Communications relayed through AEHF can include critical support to Special Operations, situational awareness for Army troops, giving last-minute targeting information to deployed Air Force fighters and transmitting Tomahawk missile updates to the Navy.

For the nation's nuclear forces, these durable satellites would be the communications lifeline for crisis response and war planning in the most dire circumstances imaginable.

An international endeavor

Although officials won't say exactly where AEHF 2 will be positioned, they acknowledge the craft's coverage footprint will include Europe.

"SV2 will build on our longterm cooperative efforts with Canada, the Netherlands and United Kingdom by extending coverage into the European region. This important cooperation enables coalition operations with our key allies, extended interoperability and provides our international partners with an important national capability," said Madden.

The nations were early partners on the AEHF program, supplying resources to help bring the new satellite series to fruition.

The way ahead

Schedules call for AEHF 3, which has been built and now awaits its opportunity in the packed military launch manifest, to fly in September 2013. AEHF 4 is slated to launch in 2016. The Air Force has received authorization to buy AEHF 5 and 6 together in a bulk deal to save money for launches in 2017 and 2018, respectively.

Today's launch marked the 30th for the Atlas 5 rocket over the past decade and the 60th for United Launch Alliance since its formation five years ago.
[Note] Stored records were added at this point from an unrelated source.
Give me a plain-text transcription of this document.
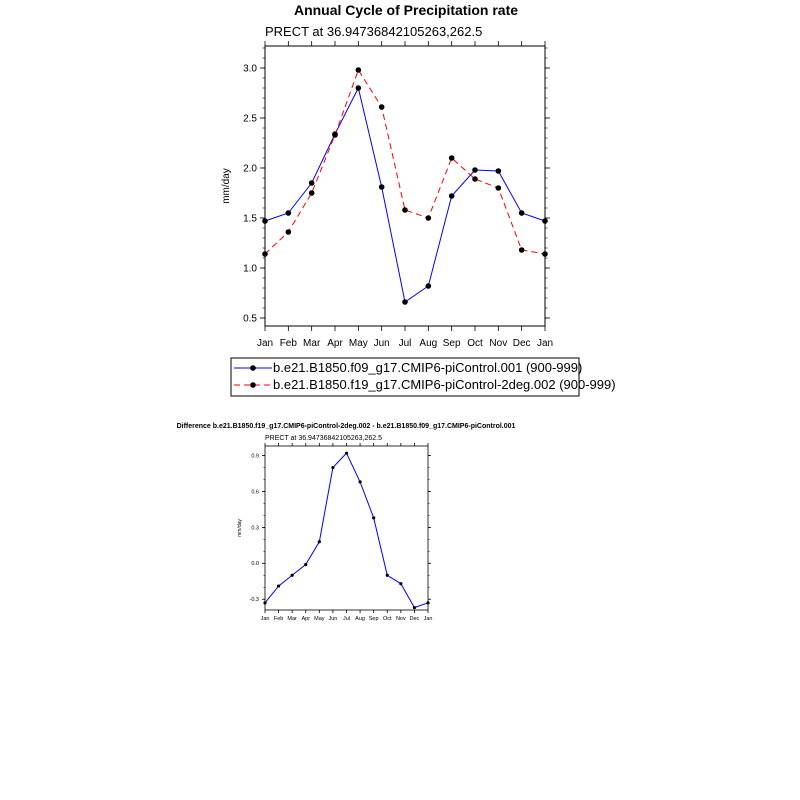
Annual Cycle of Precipitation rate
PRECT at 36.94736842105263,262.5
mm/day
Jan Feb Mar Apr May Jun Jul Aug Sep Oct Nov Dec Jan
0.5
1.0
1.5
2.0
2.5
3.0
b.e21.B1850.f09_g17.CMIP6-piControl.001 (900-999)
b.e21.B1850.f19_g17.CMIP6-piControl-2deg.002 (900-999)
Difference b.e21.B1850.f19_g17.CMIP6-piControl-2deg.002 - b.e21.B1850.f09_g17.CMIP6-piControl.001
PRECT at 36.94736842105263,262.5
mm/day
Jan Feb Mar Apr May Jun Jul Aug Sep Oct Nov Dec Jan
-0.3
0.0
0.3
0.6
0.9
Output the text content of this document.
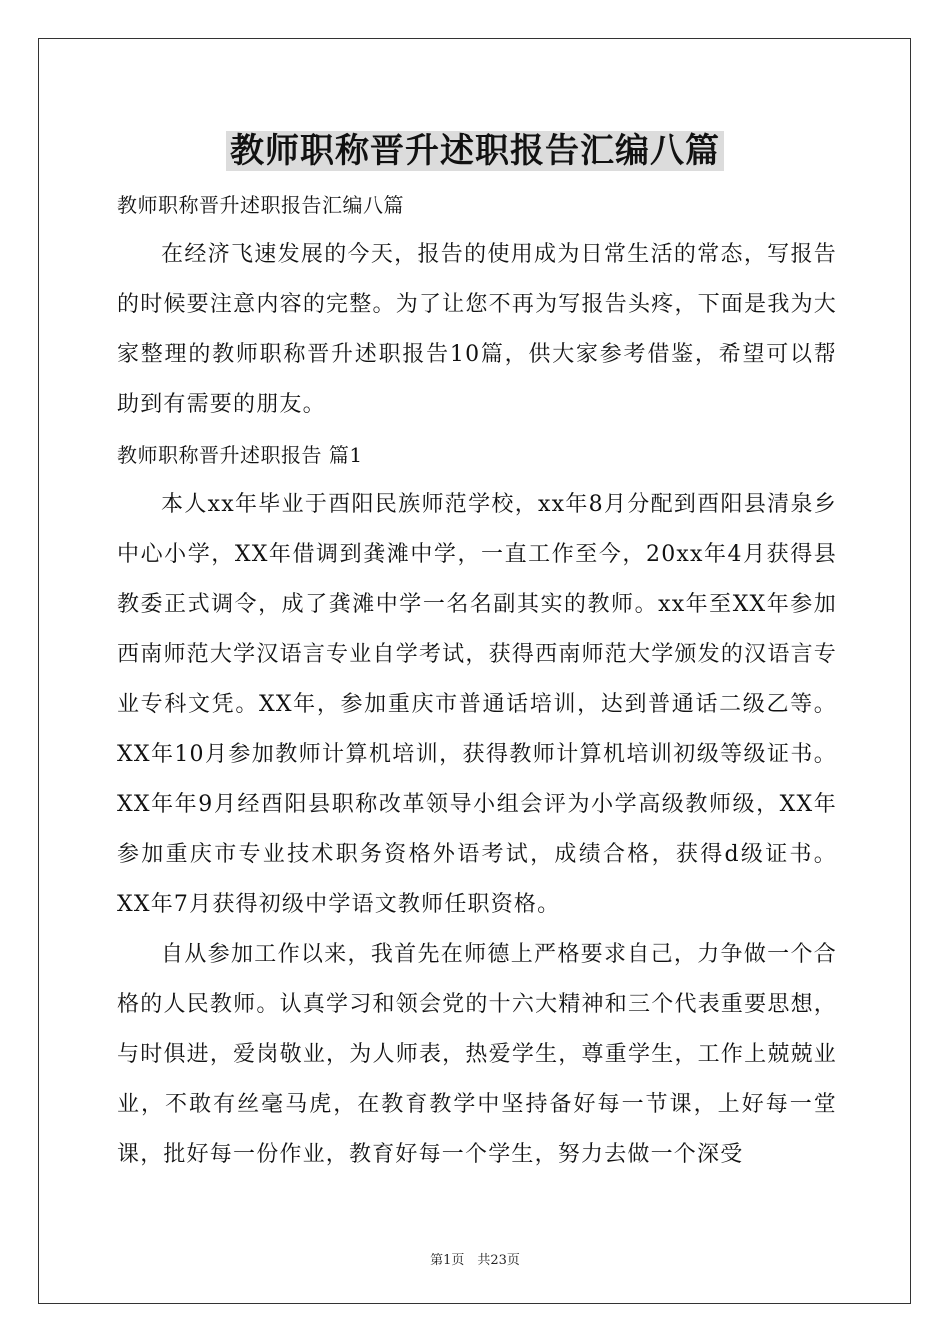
教师职称晋升述职报告汇编八篇

教师职称晋升述职报告汇编八篇

在经济飞速发展的今天，报告的使用成为日常生活的常态，写报告的时候要注意内容的完整。为了让您不再为写报告头疼，下面是我为大家整理的教师职称晋升述职报告10篇，供大家参考借鉴，希望可以帮助到有需要的朋友。

教师职称晋升述职报告 篇1

本人xx年毕业于酉阳民族师范学校，xx年8月分配到酉阳县清泉乡中心小学，XX年借调到龚滩中学，一直工作至今，20xx年4月获得县教委正式调令，成了龚滩中学一名名副其实的教师。xx年至XX年参加西南师范大学汉语言专业自学考试，获得西南师范大学颁发的汉语言专业专科文凭。XX年，参加重庆市普通话培训，达到普通话二级乙等。XX年10月参加教师计算机培训，获得教师计算机培训初级等级证书。XX年年9月经酉阳县职称改革领导小组会评为小学高级教师级，XX年参加重庆市专业技术职务资格外语考试，成绩合格，获得d级证书。XX年7月获得初级中学语文教师任职资格。

自从参加工作以来，我首先在师德上严格要求自己，力争做一个合格的人民教师。认真学习和领会党的十六大精神和三个代表重要思想，与时俱进，爱岗敬业，为人师表，热爱学生，尊重学生，工作上兢兢业业，不敢有丝毫马虎，在教育教学中坚持备好每一节课，上好每一堂课，批好每一份作业，教育好每一个学生，努力去做一个深受

第1页　共23页
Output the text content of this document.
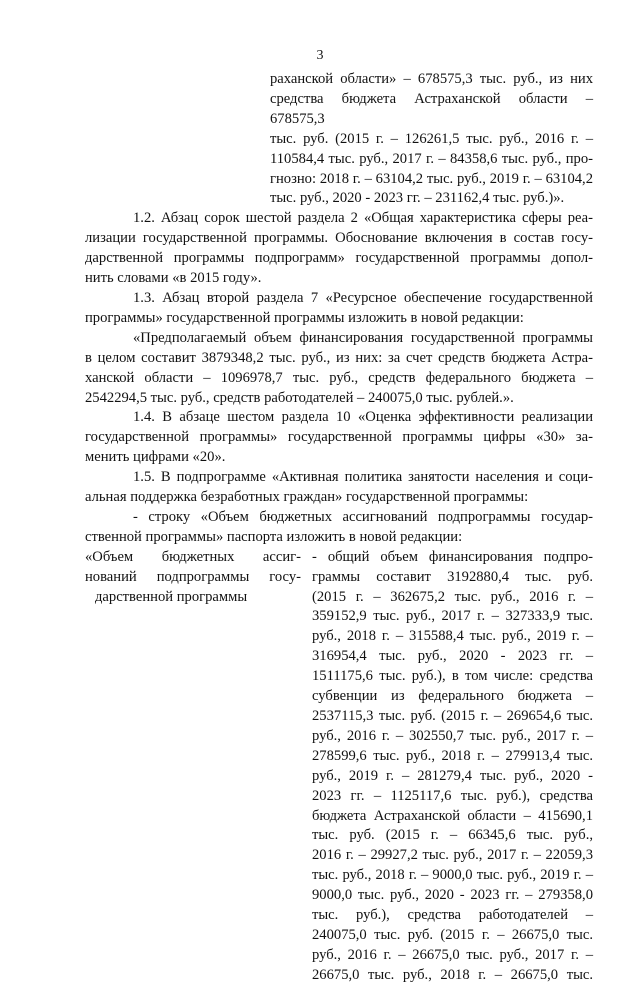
3
раханской области» – 678575,3 тыс. руб., из них
средства бюджета Астраханской области – 678575,3
тыс. руб. (2015 г. – 126261,5 тыс. руб., 2016 г. –
110584,4 тыс. руб., 2017 г. – 84358,6 тыс. руб., про-
гнозно: 2018 г. – 63104,2 тыс. руб., 2019 г. – 63104,2
тыс. руб., 2020 - 2023 гг. – 231162,4 тыс. руб.)».
1.2. Абзац сорок шестой раздела 2 «Общая характеристика сферы реа-
лизации государственной программы. Обоснование включения в состав госу-
дарственной программы подпрограмм» государственной программы допол-
нить словами «в 2015 году».
1.3. Абзац второй раздела 7 «Ресурсное обеспечение государственной
программы» государственной программы изложить в новой редакции:
«Предполагаемый объем финансирования государственной программы
в целом составит 3879348,2 тыс. руб., из них: за счет средств бюджета Астра-
ханской области – 1096978,7 тыс. руб., средств федерального бюджета –
2542294,5 тыс. руб., средств работодателей – 240075,0 тыс. рублей.».
1.4. В абзаце шестом раздела 10 «Оценка эффективности реализации
государственной программы» государственной программы цифры «30» за-
менить цифрами «20».
1.5. В подпрограмме «Активная политика занятости населения и соци-
альная поддержка безработных граждан» государственной программы:
- строку «Объем бюджетных ассигнований подпрограммы государ-
ственной программы» паспорта изложить в новой редакции:
«Объем бюджетных ассиг-
нований подпрограммы госу-
дарственной программы
- общий объем финансирования подпро-
граммы составит 3192880,4 тыс. руб.
(2015 г. – 362675,2 тыс. руб., 2016 г. –
359152,9 тыс. руб., 2017 г. – 327333,9 тыс.
руб., 2018 г. – 315588,4 тыс. руб., 2019 г. –
316954,4 тыс. руб., 2020 - 2023 гг. –
1511175,6 тыс. руб.), в том числе: средства
субвенции из федерального бюджета –
2537115,3 тыс. руб. (2015 г. – 269654,6 тыс.
руб., 2016 г. – 302550,7 тыс. руб., 2017 г. –
278599,6 тыс. руб., 2018 г. – 279913,4 тыс.
руб., 2019 г. – 281279,4 тыс. руб., 2020 -
2023 гг. – 1125117,6 тыс. руб.), средства
бюджета Астраханской области – 415690,1
тыс. руб. (2015 г. – 66345,6 тыс. руб.,
2016 г. – 29927,2 тыс. руб., 2017 г. – 22059,3
тыс. руб., 2018 г. – 9000,0 тыс. руб., 2019 г. –
9000,0 тыс. руб., 2020 - 2023 гг. – 279358,0
тыс. руб.), средства работодателей –
240075,0 тыс. руб. (2015 г. – 26675,0 тыс.
руб., 2016 г. – 26675,0 тыс. руб., 2017 г. –
26675,0 тыс. руб., 2018 г. – 26675,0 тыс.
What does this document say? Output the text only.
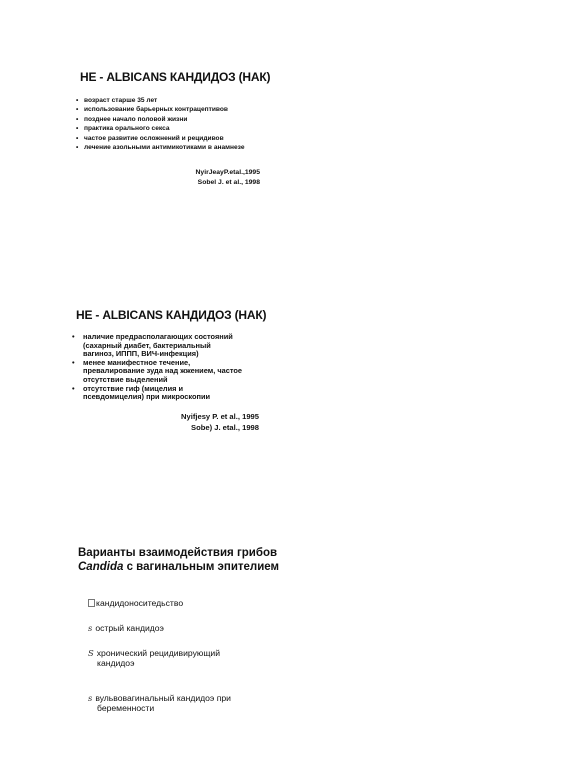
НЕ - ALBICANS КАНДИДОЗ (НАК)
• возраст старше 35 лет
• использование барьерных контрацептивов
• позднее начало половой жизни
• практика орального секса
• частое развитие осложнений и рецидивов
• лечение азольными антимикотиками в анамнезе
NyirJeayP.etal.,1995
Sobel J. et al., 1998
НЕ - ALBICANS КАНДИДОЗ (НАК)
• наличие предрасполагающих состояний
(сахарный диабет, бактериальный
вагиноз, ИППП, ВИЧ-инфекция)
• менее манифестное течение,
превалирование зуда над жжением, частое
отсутствие выделений
• отсутствие гиф (мицелия и
псевдомицелия) при микроскопии
Nyifjesy P. et al., 1995
Sobe) J. etal., 1998
Варианты взаимодействия грибов
Candida с вагинальным эпителием

кандидоноситедьство

s острый кандидоэ

S хронический рецидивирующий

кандидоэ

s вульвовагинальный кандидоэ при

беременности
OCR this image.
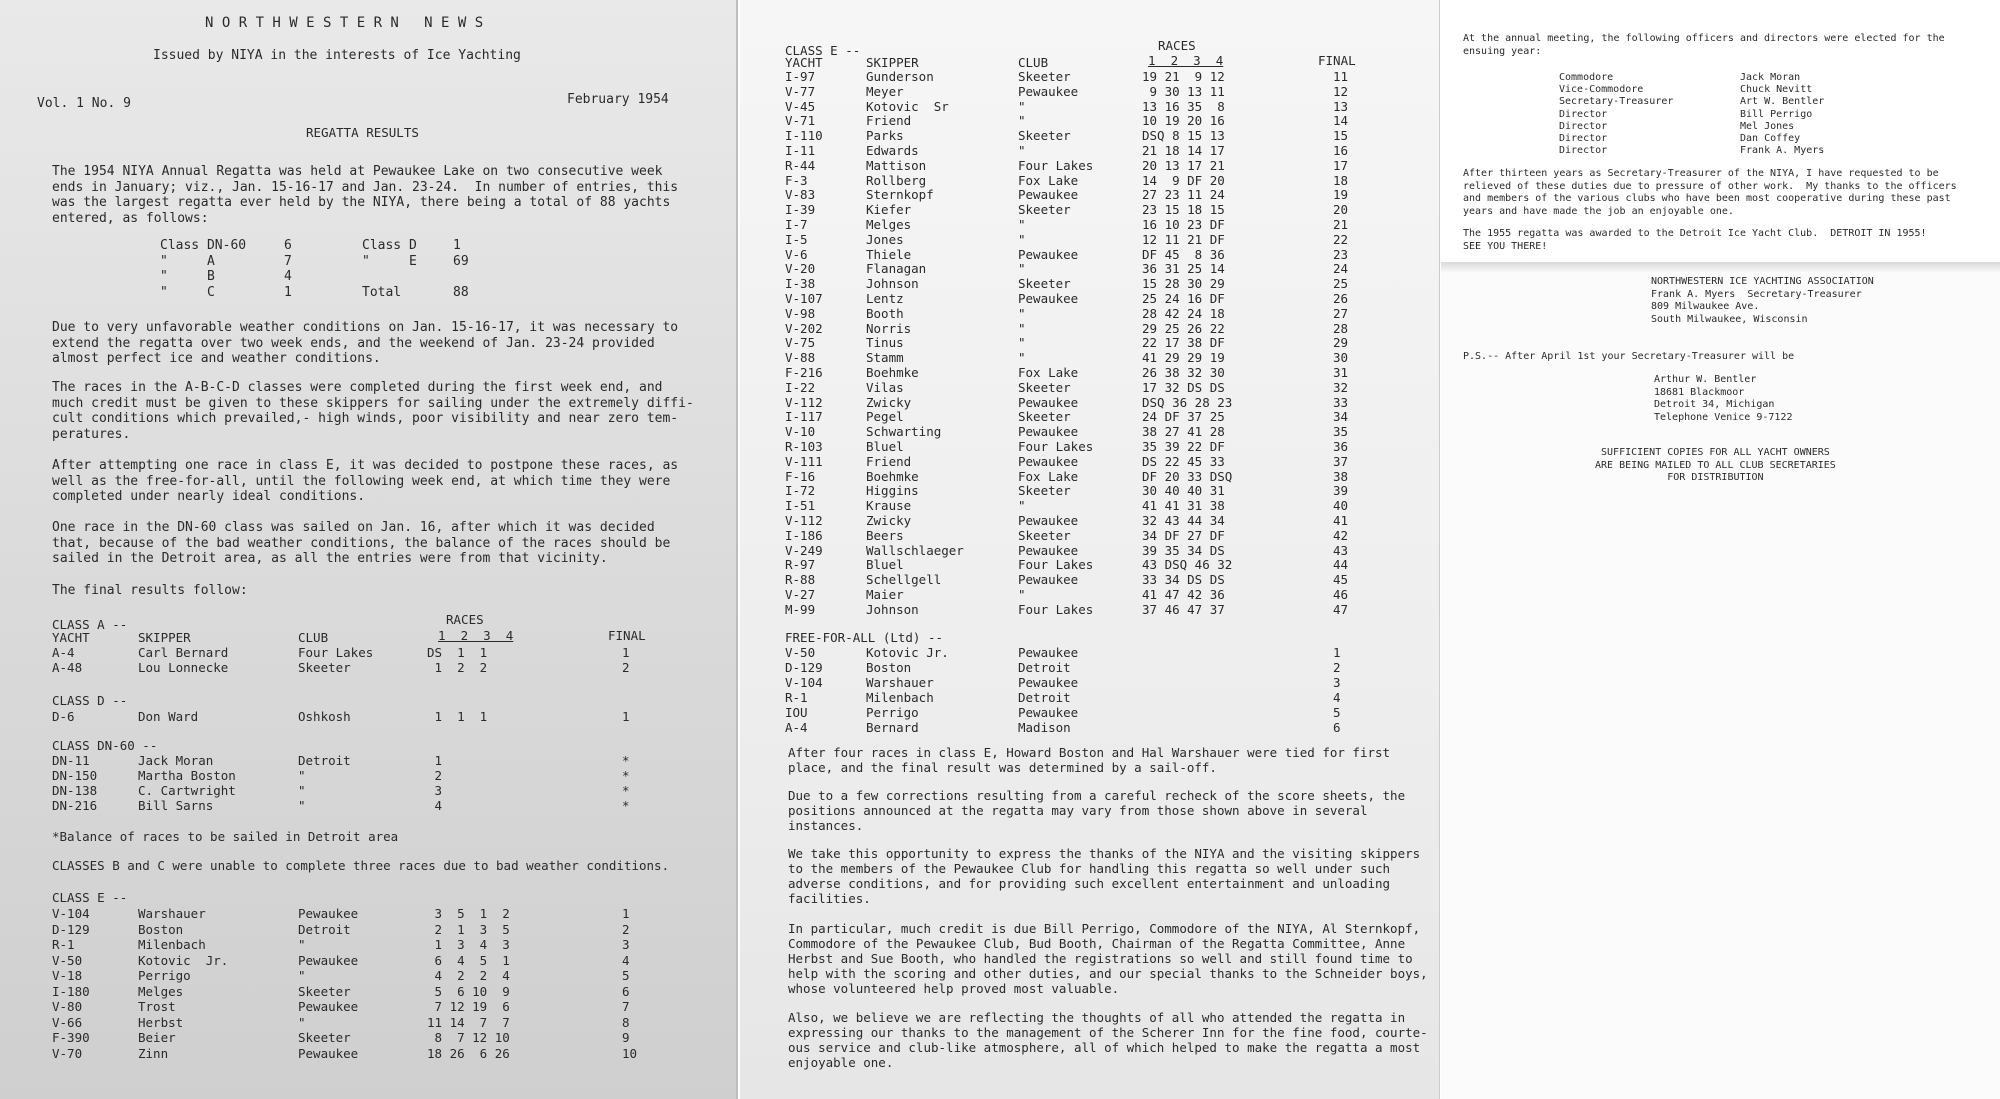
N O R T H W E S T E R N   N E W S
Issued by NIYA in the interests of Ice Yachting
Vol. 1 No. 9	February 1954
REGATTA RESULTS
The 1954 NIYA Annual Regatta was held at Pewaukee Lake on two consecutive week
ends in January; viz., Jan. 15-16-17 and Jan. 23-24.  In number of entries, this
was the largest regatta ever held by the NIYA, there being a total of 88 yachts
entered, as follows:
Class DN-60	6	Class D	1
"     A	7	"     E	69
"     B	4
"     C	1	Total	88
Due to very unfavorable weather conditions on Jan. 15-16-17, it was necessary to
extend the regatta over two week ends, and the weekend of Jan. 23-24 provided
almost perfect ice and weather conditions.
The races in the A-B-C-D classes were completed during the first week end, and
much credit must be given to these skippers for sailing under the extremely diffi-
cult conditions which prevailed,- high winds, poor visibility and near zero tem-
peratures.
After attempting one race in class E, it was decided to postpone these races, as
well as the free-for-all, until the following week end, at which time they were
completed under nearly ideal conditions.
One race in the DN-60 class was sailed on Jan. 16, after which it was decided
that, because of the bad weather conditions, the balance of the races should be
sailed in the Detroit area, as all the entries were from that vicinity.
The final results follow:
RACES
CLASS A --
YACHT	SKIPPER	CLUB	1  2  3  4	FINAL
A-4	Carl Bernard	Four Lakes	DS  1  1	1
A-48	Lou Lonnecke	Skeeter	1  2  2	2
CLASS D --
D-6	Don Ward	Oshkosh	1  1  1	1
CLASS DN-60 --
DN-11	Jack Moran	Detroit	1	*
DN-150	Martha Boston	"	2	*
DN-138	C. Cartwright	"	3	*
DN-216	Bill Sarns	"	4	*
CLASS E --
V-104	Warshauer	Pewaukee	3  5  1  2	1
D-129	Boston	Detroit	2  1  3  5	2
R-1	Milenbach	"	1  3  4  3	3
V-50	Kotovic  Jr.	Pewaukee	6  4  5  1	4
V-18	Perrigo	"	4  2  2  4	5
I-180	Melges	Skeeter	5  6 10  9	6
V-80	Trost	Pewaukee	7 12 19  6	7
V-66	Herbst	"	11 14  7  7	8
F-390	Beier	Skeeter	8  7 12 10	9
V-70	Zinn	Pewaukee	18 26  6 26	10
*Balance of races to be sailed in Detroit area
CLASSES B and C were unable to complete three races due to bad weather conditions.
RACES
CLASS E --
YACHT	SKIPPER	CLUB	1  2  3  4	FINAL
I-97	Gunderson	Skeeter	19 21  9 12	11
V-77	Meyer	Pewaukee	9 30 13 11	12
V-45	Kotovic  Sr	"	13 16 35  8	13
V-71	Friend	"	10 19 20 16	14
I-110	Parks	Skeeter	DSQ 8 15 13	15
I-11	Edwards	"	21 18 14 17	16
R-44	Mattison	Four Lakes	20 13 17 21	17
F-3	Rollberg	Fox Lake	14  9 DF 20	18
V-83	Sternkopf	Pewaukee	27 23 11 24	19
I-39	Kiefer	Skeeter	23 15 18 15	20
I-7	Melges	"	16 10 23 DF	21
I-5	Jones	"	12 11 21 DF	22
V-6	Thiele	Pewaukee	DF 45  8 36	23
V-20	Flanagan	"	36 31 25 14	24
I-38	Johnson	Skeeter	15 28 30 29	25
V-107	Lentz	Pewaukee	25 24 16 DF	26
V-98	Booth	"	28 42 24 18	27
V-202	Norris	"	29 25 26 22	28
V-75	Tinus	"	22 17 38 DF	29
V-88	Stamm	"	41 29 29 19	30
F-216	Boehmke	Fox Lake	26 38 32 30	31
I-22	Vilas	Skeeter	17 32 DS DS	32
V-112	Zwicky	Pewaukee	DSQ 36 28 23	33
I-117	Pegel	Skeeter	24 DF 37 25	34
V-10	Schwarting	Pewaukee	38 27 41 28	35
R-103	Bluel	Four Lakes	35 39 22 DF	36
V-111	Friend	Pewaukee	DS 22 45 33	37
F-16	Boehmke	Fox Lake	DF 20 33 DSQ	38
I-72	Higgins	Skeeter	30 40 40 31	39
I-51	Krause	"	41 41 31 38	40
V-112	Zwicky	Pewaukee	32 43 44 34	41
I-186	Beers	Skeeter	34 DF 27 DF	42
V-249	Wallschlaeger	Pewaukee	39 35 34 DS	43
R-97	Bluel	Four Lakes	43 DSQ 46 32	44
R-88	Schellgell	Pewaukee	33 34 DS DS	45
V-27	Maier	"	41 47 42 36	46
M-99	Johnson	Four Lakes	37 46 47 37	47
FREE-FOR-ALL (Ltd) --
V-50	Kotovic Jr.	Pewaukee	1
D-129	Boston	Detroit	2
V-104	Warshauer	Pewaukee	3
R-1	Milenbach	Detroit	4
IOU	Perrigo	Pewaukee	5
A-4	Bernard	Madison	6
After four races in class E, Howard Boston and Hal Warshauer were tied for first
place, and the final result was determined by a sail-off.
Due to a few corrections resulting from a careful recheck of the score sheets, the
positions announced at the regatta may vary from those shown above in several
instances.
We take this opportunity to express the thanks of the NIYA and the visiting skippers
to the members of the Pewaukee Club for handling this regatta so well under such
adverse conditions, and for providing such excellent entertainment and unloading
facilities.
In particular, much credit is due Bill Perrigo, Commodore of the NIYA, Al Sternkopf,
Commodore of the Pewaukee Club, Bud Booth, Chairman of the Regatta Committee, Anne
Herbst and Sue Booth, who handled the registrations so well and still found time to
help with the scoring and other duties, and our special thanks to the Schneider boys,
whose volunteered help proved most valuable.
Also, we believe we are reflecting the thoughts of all who attended the regatta in
expressing our thanks to the management of the Scherer Inn for the fine food, courte-
ous service and club-like atmosphere, all of which helped to make the regatta a most
enjoyable one.
At the annual meeting, the following officers and directors were elected for the
ensuing year:
Commodore	Jack Moran
Vice-Commodore	Chuck Nevitt
Secretary-Treasurer	Art W. Bentler
Director	Bill Perrigo
Director	Mel Jones
Director	Dan Coffey
Director	Frank A. Myers
After thirteen years as Secretary-Treasurer of the NIYA, I have requested to be
relieved of these duties due to pressure of other work.  My thanks to the officers
and members of the various clubs who have been most cooperative during these past
years and have made the job an enjoyable one.
The 1955 regatta was awarded to the Detroit Ice Yacht Club.  DETROIT IN 1955!
SEE YOU THERE!
NORTHWESTERN ICE YACHTING ASSOCIATION
Frank A. Myers  Secretary-Treasurer
809 Milwaukee Ave.
South Milwaukee, Wisconsin
P.S.-- After April 1st your Secretary-Treasurer will be
Arthur W. Bentler
18681 Blackmoor
Detroit 34, Michigan
Telephone Venice 9-7122
SUFFICIENT COPIES FOR ALL YACHT OWNERS
ARE BEING MAILED TO ALL CLUB SECRETARIES
FOR DISTRIBUTION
It also marked the third military communications satellite launch this year, following the January flight of a Delta 4 that deployed the latest bird for the Defense Department's high-volume Wideband Global SATCOM craft. An Atlas 5 in February put up the Navy's first satellite in a new mobile communications fleet. Now, today's mission served the nation's secure network.

All four of ULA's missions conducted so far this year have supported U.S. national security, hauling up those three new military communications satellites and a radar-imaging surveillance spy satellite aboard pairs of Delta 4 and Atlas 5 rockets. That dedication continues in June when the next Atlas 5 and a Delta 4-Heavy each carry out missions for the National Reconnaissance Office from the Cape.